A hearing about the Clean Power Ordinance, which would impose new limits on particulate matter and carbon dioxide emitted by Chicago's two coal-fired power plants, brought hundreds of supporters and opponents to City Hall today. Hard hat-wearing power plant employees, who said they were worried about losing their jobs if the bill is passed, packed the council's main chambers while green-clad environmental campaigners, who have long criticized how pollution from the Fisk and Crawford plants affects human health and contributes to climate change, periodically chanted outside as aldermen took testimony this morning.
The divide in the audience led some council supporters of the Clean Power Ordinance to reiterate their support for organized labor and argue there was no contradiction between good paying jobs and pushing forward with new pollution policies. "Those of you out there in labor, you're heard it before from captains of business and industry," said 49th Ward Ald. Joe Moore, Clean Power's chief sponsor. "Every time government steps in to regulate industry to protect the health and wealth of citizens … the captains of industry scream it's going to cost jobs. It's going to put people out of work. History has shown time and time again those claims are false."
"I don't think you can separate those who work and those who breathe," said Congressman Bobby Rush, a supporter of the ordinance.
The split, however, seemed stark. "We're here for job protection," Steve Wilson, a laborer at the plants, told Progress Illinois before the hearing started. During the hearing, both coal-fired plant workers and environmental advocates applauded when particular speakers made points supporting their pro or con positions. Midwest Generation, which operates the Fisk and Crawford plants, is joined in their opposition to the ordinance by both the city and state chambers of commerce and the Chicago and Cook County Building and Construction Trades Council, according to a press release.
Faith Bugel, an attorney for the Environmental Law and Policy Center (ELPC), said that many bill opponents were bused in from Northern Illinois. "I would ask City Council not to be misled into thinking every person here today are employees of Fisk and Crawford who would lose their job," she said. ELPC is part of the broad array of local and national environmental groups and Chicago-based community organizations that are supporting the Clean Power Ordinance. Bugel argued that the parent company of the Fisk and Crawford plants has plenty of resources to expend on either meeting the limits proposed for particulate matter and carbon dioxide or pursuing alternative energy production with retrained workers.
ELPC estimates Fisk and Crawford generate $127 million annually in environmental and health-related costs in the Chicago region, a number that does not include costs related to climate change. Both facilities are located in heavily Latino neighborhoods on Chicago's Southwest Side that struggle with a range of other health challenges and pollution problems.
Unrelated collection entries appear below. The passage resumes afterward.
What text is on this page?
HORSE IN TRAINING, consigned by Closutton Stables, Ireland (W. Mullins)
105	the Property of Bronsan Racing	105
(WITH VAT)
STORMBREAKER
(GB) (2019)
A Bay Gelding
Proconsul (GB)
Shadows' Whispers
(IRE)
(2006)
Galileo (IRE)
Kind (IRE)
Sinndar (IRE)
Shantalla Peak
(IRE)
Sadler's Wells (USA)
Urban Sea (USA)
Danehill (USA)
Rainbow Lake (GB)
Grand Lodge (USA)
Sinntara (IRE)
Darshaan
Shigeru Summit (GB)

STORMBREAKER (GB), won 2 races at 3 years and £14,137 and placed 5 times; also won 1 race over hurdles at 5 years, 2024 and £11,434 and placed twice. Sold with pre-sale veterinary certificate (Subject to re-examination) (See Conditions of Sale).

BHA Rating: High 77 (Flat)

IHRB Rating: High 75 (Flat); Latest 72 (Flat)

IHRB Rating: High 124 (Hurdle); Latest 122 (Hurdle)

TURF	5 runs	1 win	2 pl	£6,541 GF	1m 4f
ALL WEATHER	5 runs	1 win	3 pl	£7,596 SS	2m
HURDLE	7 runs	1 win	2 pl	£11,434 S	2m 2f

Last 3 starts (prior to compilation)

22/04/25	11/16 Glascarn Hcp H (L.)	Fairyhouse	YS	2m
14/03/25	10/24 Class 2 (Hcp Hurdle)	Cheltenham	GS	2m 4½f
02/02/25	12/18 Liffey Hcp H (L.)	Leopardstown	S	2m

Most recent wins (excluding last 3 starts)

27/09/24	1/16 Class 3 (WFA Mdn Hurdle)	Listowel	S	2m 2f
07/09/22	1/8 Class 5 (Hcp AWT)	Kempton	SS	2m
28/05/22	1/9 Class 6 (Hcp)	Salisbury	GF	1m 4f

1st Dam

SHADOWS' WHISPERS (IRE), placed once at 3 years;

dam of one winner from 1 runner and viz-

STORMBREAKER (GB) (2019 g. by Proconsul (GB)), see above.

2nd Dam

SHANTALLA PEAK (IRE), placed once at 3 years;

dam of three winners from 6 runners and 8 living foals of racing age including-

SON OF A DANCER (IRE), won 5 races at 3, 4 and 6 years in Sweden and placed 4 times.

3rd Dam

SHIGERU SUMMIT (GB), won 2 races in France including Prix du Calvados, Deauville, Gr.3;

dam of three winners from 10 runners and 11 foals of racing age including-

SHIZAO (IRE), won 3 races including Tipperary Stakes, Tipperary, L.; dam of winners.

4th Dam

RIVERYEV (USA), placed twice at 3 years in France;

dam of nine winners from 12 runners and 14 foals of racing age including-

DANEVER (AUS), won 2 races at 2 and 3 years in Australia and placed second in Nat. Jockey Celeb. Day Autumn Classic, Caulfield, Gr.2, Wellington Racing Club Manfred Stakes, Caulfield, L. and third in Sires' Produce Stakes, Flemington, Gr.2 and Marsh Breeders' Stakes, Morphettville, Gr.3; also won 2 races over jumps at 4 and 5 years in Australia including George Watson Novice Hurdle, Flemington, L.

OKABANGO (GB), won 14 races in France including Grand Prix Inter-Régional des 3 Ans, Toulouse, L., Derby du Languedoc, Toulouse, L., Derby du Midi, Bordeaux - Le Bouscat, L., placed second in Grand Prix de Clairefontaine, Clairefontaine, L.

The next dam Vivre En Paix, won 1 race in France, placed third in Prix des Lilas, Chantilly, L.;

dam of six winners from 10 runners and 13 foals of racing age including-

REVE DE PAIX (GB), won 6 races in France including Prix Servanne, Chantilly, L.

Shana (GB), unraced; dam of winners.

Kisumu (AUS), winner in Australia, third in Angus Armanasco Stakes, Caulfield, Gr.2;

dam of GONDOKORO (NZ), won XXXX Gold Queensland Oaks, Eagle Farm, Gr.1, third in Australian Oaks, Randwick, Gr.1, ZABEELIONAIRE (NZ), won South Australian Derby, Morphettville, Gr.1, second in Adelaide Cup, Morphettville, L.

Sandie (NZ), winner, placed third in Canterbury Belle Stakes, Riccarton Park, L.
Departmental officials from the Daley administration did not express outright opposition to the proposed bill, which is said to now have the support of 26 of the current council members. But Suzanne Malec-McKenna, head of the Department of Environment, testified that her staff's efforts have focused on finding other places beside Fisk and Crawford to reduce particulate matter and carbon dioxide emissions. Citing what she said was Illinois Environmental Protection Agency data, Malec-McKenna said the number one cause of particulate matter (PM) pollution in Chicago comes from dust released at construction sites, representing 34 percent of the city's PM levels. Coal plants, she said, contribute 3 percent of the PM levels. Malec-McKenna said the Fisk and Crawford plants released 5.13 million tons of carbon dioxide, the main driver of global climate change, in 2004 (by way of context, the city's Climate Action Plan calls for cutting carbon dioxide emissions by more than 15 million tons by 2020).
"We have a role on air quality," she said. "The important thing is we take a look at proportional efforts for proportional impact."
"They're polluters of perhaps only 3 percent of the problem, but let's tackle that 3 percent," said 1st Ward Ald. Joe Moreno.
Midwest Generation, which operates the Fisk and Crawford plants, recently said in financial filings that whether it invests $1.2 billion in pollution reduction controls at its plants depend partly on "regulatory and legislative developments" in Washington according to the Chicago Tribune. Those controls -- or else a shut down by 2018 of both plants -- would target mercury, sulfur dioxide, and nitrogen oxides. Left unaddressed is particulate matter and carbon dioxide emissions.
"The federal government is not tackling these issues," Moreno said.
The Clean Power Ordinance was not voted on today, which kicks it to the next City Council and incoming Emanuel mayoral administration.